Three basic observations should be made in this regard.
First, the development of economic activities on networks, including digital networks, began long before the Internet. In addition, it continues to spread in numerous media. These media will eventually converge on the Internet, but they remain different today.
Still, there is no need to go back to the telegram or the telephone, which play an important role in integrating a certain number of markets. We can note the emergence of large online transaction systems based on digital networks, especially in finance, air transport, since the 1970s.
The 1980s later saw the proliferation of different types of intercompany information integration systems, particularly in the trade, logistics and assembly industries such as the automotive or aerospace. All of these systems still exist today.
As for in-house telecomputing networks, the first one dates back to the 1960s.
E-commerce, both broadly and narrowly, does not proceed from the Internet alone. We now have some distance to analyze the role played by ICTs in the evolution of economic coordination.
One of the main consequences in this context is that technology by itself does not determine any optimal organizational model.
Certain constraints on organizational choices made by economic agents need to be removed. These choices basically depend on the way problems arise.
Depending on the activities and institutional frameworks, coordination emerges. For this reason, there are many tangible forms of electronic markets and hierarchies, as well as situations where electronic media seem to be of little use.

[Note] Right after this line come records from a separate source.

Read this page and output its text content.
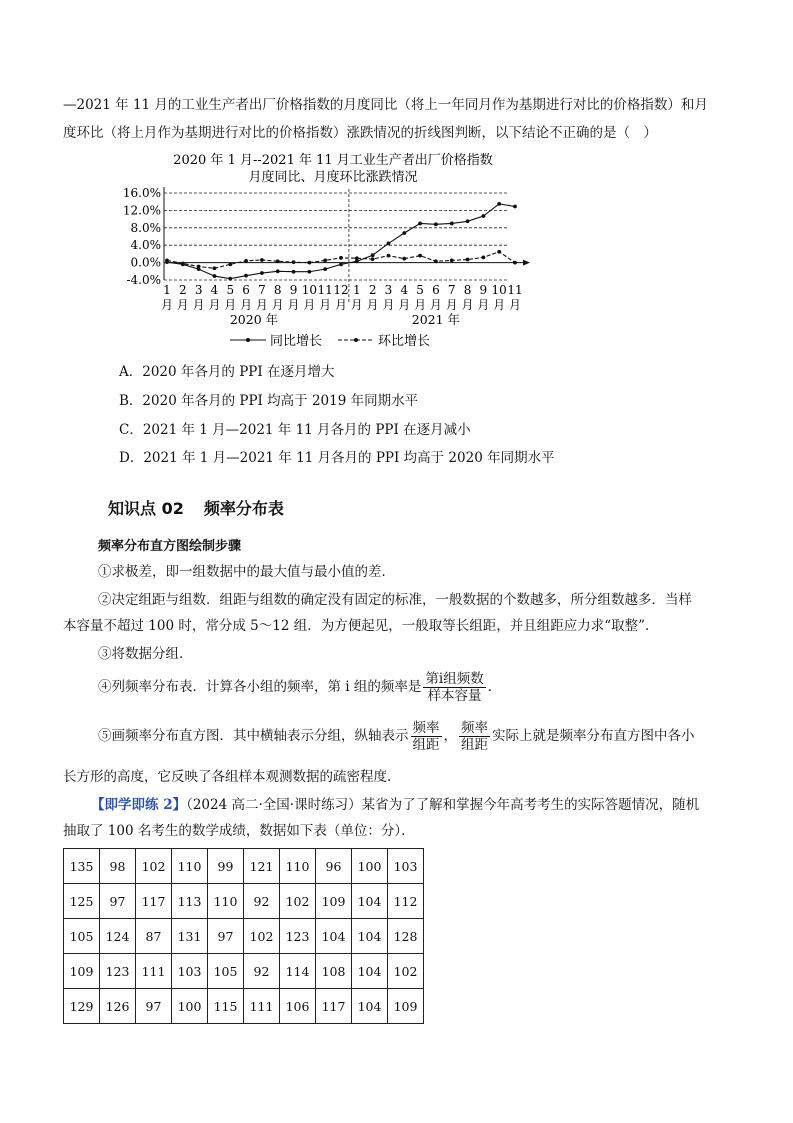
—2021 年 11 月的工业生产者出厂价格指数的月度同比（将上一年同月作为基期进行对比的价格指数）和月
度环比（将上月作为基期进行对比的价格指数）涨跌情况的折线图判断，以下结论不正确的是（　）
2020 年 1 月--2021 年 11 月工业生产者出厂价格指数
月度同比、月度环比涨跌情况
16.0%
12.0%
8.0%
4.0%
0.0%
-4.0%
1
月
2
月
3
月
4
月
5
月
6
月
7
月
8
月
9
月
10
月
11
月
12
月
1
月
2
月
3
月
4
月
5
月
6
月
7
月
8
月
9
月
10
月
11
月
2020 年	2021 年
同比增长	环比增长
A．2020 年各月的 PPI 在逐月增大
B．2020 年各月的 PPI 均高于 2019 年同期水平
C．2021 年 1 月—2021 年 11 月各月的 PPI 在逐月减小
D．2021 年 1 月—2021 年 11 月各月的 PPI 均高于 2020 年同期水平
知识点 02 频率分布表
频率分布直方图绘制步骤
①求极差，即一组数据中的最大值与最小值的差．
②决定组距与组数．组距与组数的确定没有固定的标准，一般数据的个数越多，所分组数越多．当样
本容量不超过 100 时，常分成 5～12 组．为方便起见，一般取等长组距，并且组距应力求“取整”．
③将数据分组．
④列频率分布表．计算各小组的频率，第 i 组的频率是 $\frac{\text{第i组频数}}{\text{样本容量}}$ ．
⑤画频率分布直方图．其中横轴表示分组，纵轴表示 $\frac{\text{频率}}{\text{组距}}$ ， $\frac{\text{频率}}{\text{组距}}$ 实际上就是频率分布直方图中各小
长方形的高度，它反映了各组样本观测数据的疏密程度．
【即学即练 2】（2024 高二·全国·课时练习）某省为了了解和掌握今年高考考生的实际答题情况，随机
抽取了 100 名考生的数学成绩，数据如下表（单位：分）．
135	98	102	110	99	121	110	96	100	103
125	97	117	113	110	92	102	109	104	112
105	124	87	131	97	102	123	104	104	128
109	123	111	103	105	92	114	108	104	102
129	126	97	100	115	111	106	117	104	109
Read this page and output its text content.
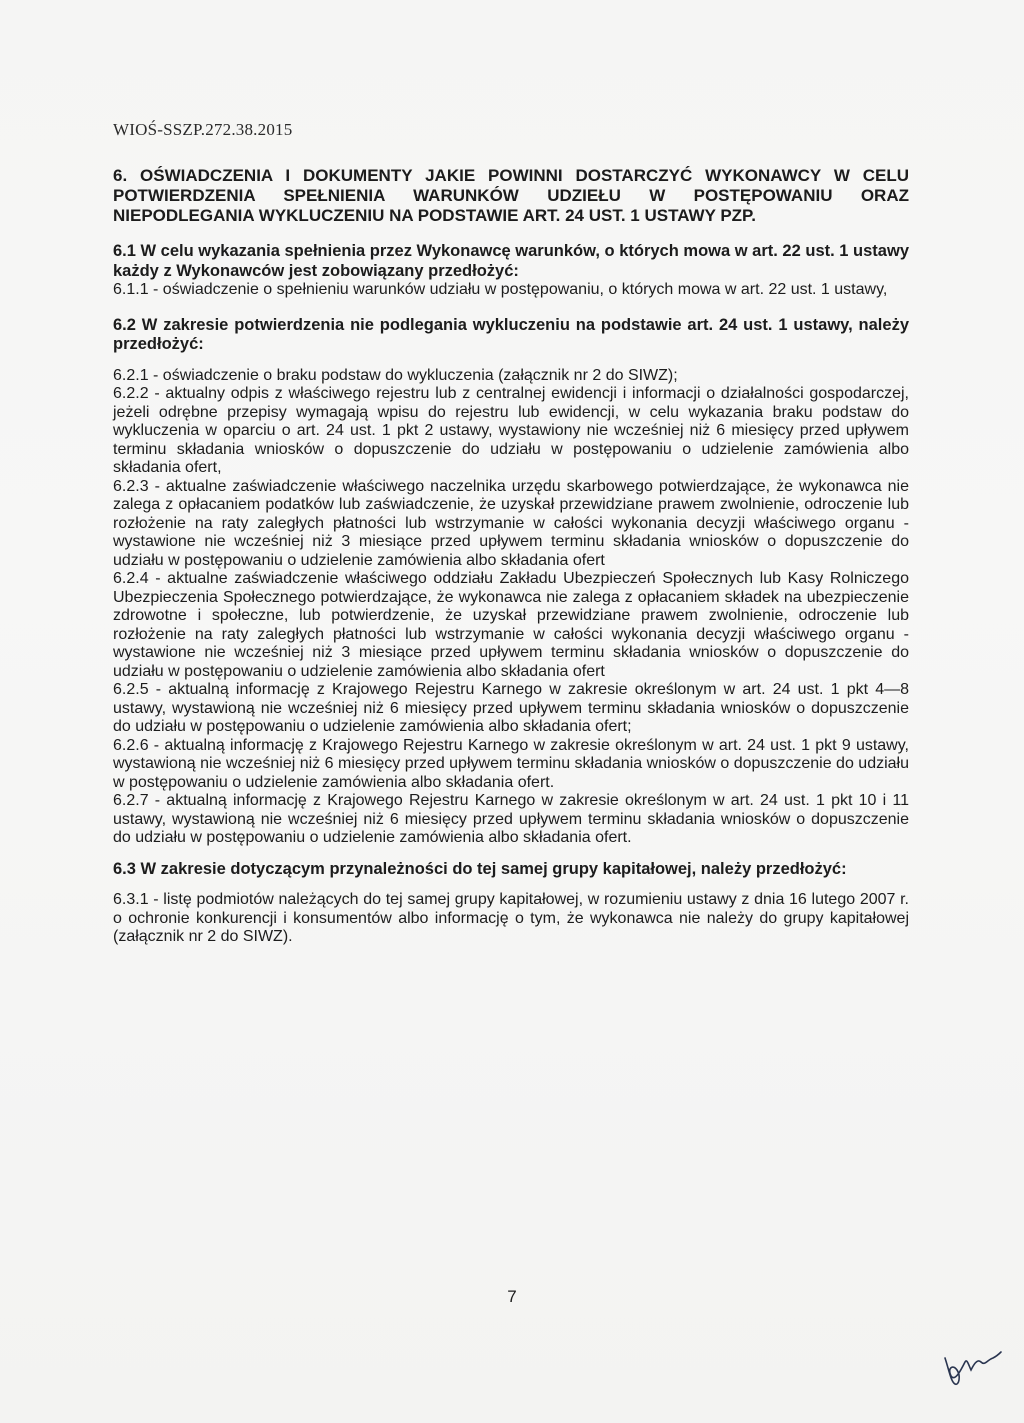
WIOŚ-SSZP.272.38.2015

6. OŚWIADCZENIA I DOKUMENTY JAKIE POWINNI DOSTARCZYĆ WYKONAWCY W CELU POTWIERDZENIA SPEŁNIENIA WARUNKÓW UDZIEŁU W POSTĘPOWANIU ORAZ NIEPODLEGANIA WYKLUCZENIU NA PODSTAWIE ART. 24 UST. 1 USTAWY PZP.

6.1 W celu wykazania spełnienia przez Wykonawcę warunków, o których mowa w art. 22 ust. 1 ustawy każdy z Wykonawców jest zobowiązany przedłożyć:

6.1.1 - oświadczenie o spełnieniu warunków udziału w postępowaniu, o których mowa w art. 22 ust. 1 ustawy,

6.2 W zakresie potwierdzenia nie podlegania wykluczeniu na podstawie art. 24 ust. 1 ustawy, należy przedłożyć:

6.2.1 - oświadczenie o braku podstaw do wykluczenia (załącznik nr 2 do SIWZ);

6.2.2 - aktualny odpis z właściwego rejestru lub z centralnej ewidencji i informacji o działalności gospodarczej, jeżeli odrębne przepisy wymagają wpisu do rejestru lub ewidencji, w celu wykazania braku podstaw do wykluczenia w oparciu o art. 24 ust. 1 pkt 2 ustawy, wystawiony nie wcześniej niż 6 miesięcy przed upływem terminu składania wniosków o dopuszczenie do udziału w postępowaniu o udzielenie zamówienia albo składania ofert,

6.2.3 - aktualne zaświadczenie właściwego naczelnika urzędu skarbowego potwierdzające, że wykonawca nie zalega z opłacaniem podatków lub zaświadczenie, że uzyskał przewidziane prawem zwolnienie, odroczenie lub rozłożenie na raty zaległych płatności lub wstrzymanie w całości wykonania decyzji właściwego organu - wystawione nie wcześniej niż 3 miesiące przed upływem terminu składania wniosków o dopuszczenie do udziału w postępowaniu o udzielenie zamówienia albo składania ofert

6.2.4 - aktualne zaświadczenie właściwego oddziału Zakładu Ubezpieczeń Społecznych lub Kasy Rolniczego Ubezpieczenia Społecznego potwierdzające, że wykonawca nie zalega z opłacaniem składek na ubezpieczenie zdrowotne i społeczne, lub potwierdzenie, że uzyskał przewidziane prawem zwolnienie, odroczenie lub rozłożenie na raty zaległych płatności lub wstrzymanie w całości wykonania decyzji właściwego organu - wystawione nie wcześniej niż 3 miesiące przed upływem terminu składania wniosków o dopuszczenie do udziału w postępowaniu o udzielenie zamówienia albo składania ofert

6.2.5 - aktualną informację z Krajowego Rejestru Karnego w zakresie określonym w art. 24 ust. 1 pkt 4—8 ustawy, wystawioną nie wcześniej niż 6 miesięcy przed upływem terminu składania wniosków o dopuszczenie do udziału w postępowaniu o udzielenie zamówienia albo składania ofert;

6.2.6 - aktualną informację z Krajowego Rejestru Karnego w zakresie określonym w art. 24 ust. 1 pkt 9 ustawy, wystawioną nie wcześniej niż 6 miesięcy przed upływem terminu składania wniosków o dopuszczenie do udziału w postępowaniu o udzielenie zamówienia albo składania ofert.

6.2.7 - aktualną informację z Krajowego Rejestru Karnego w zakresie określonym w art. 24 ust. 1 pkt 10 i 11 ustawy, wystawioną nie wcześniej niż 6 miesięcy przed upływem terminu składania wniosków o dopuszczenie do udziału w postępowaniu o udzielenie zamówienia albo składania ofert.

6.3 W zakresie dotyczącym przynależności do tej samej grupy kapitałowej, należy przedłożyć:

6.3.1 - listę podmiotów należących do tej samej grupy kapitałowej, w rozumieniu ustawy z dnia 16 lutego 2007 r. o ochronie konkurencji i konsumentów albo informację o tym, że wykonawca nie należy do grupy kapitałowej (załącznik nr 2 do SIWZ).

7
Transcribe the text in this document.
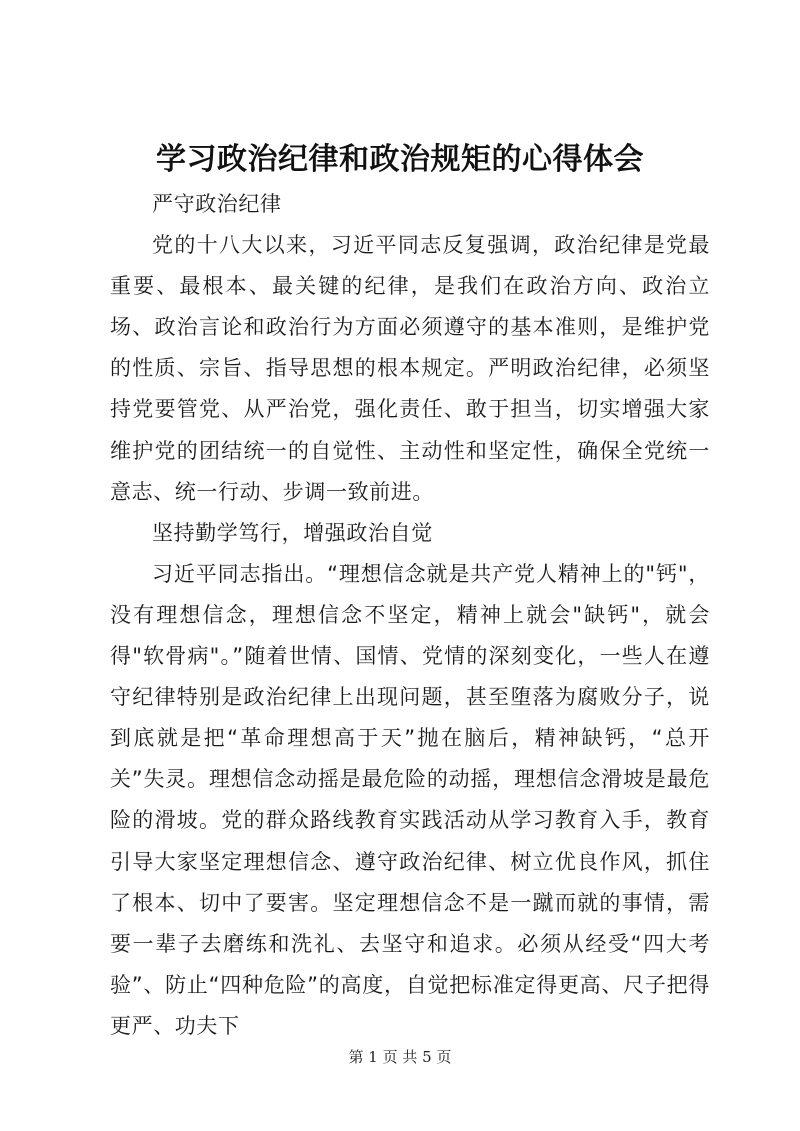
学习政治纪律和政治规矩的心得体会

严守政治纪律

党的十八大以来，习近平同志反复强调，政治纪律是党最重要、最根本、最关键的纪律，是我们在政治方向、政治立场、政治言论和政治行为方面必须遵守的基本准则，是维护党的性质、宗旨、指导思想的根本规定。严明政治纪律，必须坚持党要管党、从严治党，强化责任、敢于担当，切实增强大家维护党的团结统一的自觉性、主动性和坚定性，确保全党统一意志、统一行动、步调一致前进。

坚持勤学笃行，增强政治自觉

习近平同志指出。“理想信念就是共产党人精神上的"钙"，没有理想信念，理想信念不坚定，精神上就会"缺钙"，就会得"软骨病"。”随着世情、国情、党情的深刻变化，一些人在遵守纪律特别是政治纪律上出现问题，甚至堕落为腐败分子，说到底就是把“革命理想高于天”抛在脑后，精神缺钙，“总开关”失灵。理想信念动摇是最危险的动摇，理想信念滑坡是最危险的滑坡。党的群众路线教育实践活动从学习教育入手，教育引导大家坚定理想信念、遵守政治纪律、树立优良作风，抓住了根本、切中了要害。坚定理想信念不是一蹴而就的事情，需要一辈子去磨练和洗礼、去坚守和追求。必须从经受“四大考验”、防止“四种危险”的高度，自觉把标准定得更高、尺子把得更严、功夫下

第 1 页 共 5 页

Second, the digitization of the economy is undeniable. When you read some growth forecasts, which were popularized by the press and even some official reports, the developments do not happen as you imagine.
It is very difficult to accurately and relevantly measure the share of activities powered by digital networks. In particular, we very often try to assess the weight of operations conducted entirely online.
However, daily observations have the same importance in all dimensions of social life as in commercial matters.
This shows that certain key components of the operation make it suitable for digitization and online production. Other components escape this virtualization.
Since the virtual is complementary and inseparable from the real, it is pointless to try to measure the economic weight of the purely virtual. It is hardly surprising that pure online weight appears to be marginal in the economy.
When this point of the method is achieved, a new step must be taken. It is necessary to modulate the digitization of the economy.
In the late 1990s, impressive growth rates were observed in many Internet-related fields. There has been improvement in both the size and activities of the network and the volume of economic transactions it supports.
Three factors came together to explain this very fast starting rate.
First, before 1995, the Internet was only a private network, limited to non-commercial applications. Therefore, the level was very low in the beginning.
It then contributed to sustaining artificial growth, as many services were offered at prices well below cost price. Finally, a certain number of services and activities have been transferred from specialized networks to the Internet.
The only truly reliable figures for e-commerce are data from the Ministry of Commerce. These data confirm the fact of a quick start. In the United States, online retail commerce has grown in volume since it was observed until the last quarter of 2000.
However, objectively observed growth levels and rates are much lower than predicted.
First of all, the first quarter of 2001 saw a decline in both the volume and relative weight of online commerce, whose share in retail trade fell to 0.91%.
Of course, these figures should not be seen as the beginning of the regression in the development of the internet and a move away from the digitization of the economy.
It just shows that some economic models developed during the speculative bubble are not valid, and that the pace of digitization of the economy is slow.
Because profound changes are required in many areas and it is necessary to move towards full digitalization. Because most of the consumption standard consists of tangible goods and services.
The resulting economic and technical constraints make it necessary to resort to traditional forms of organization of production and trade.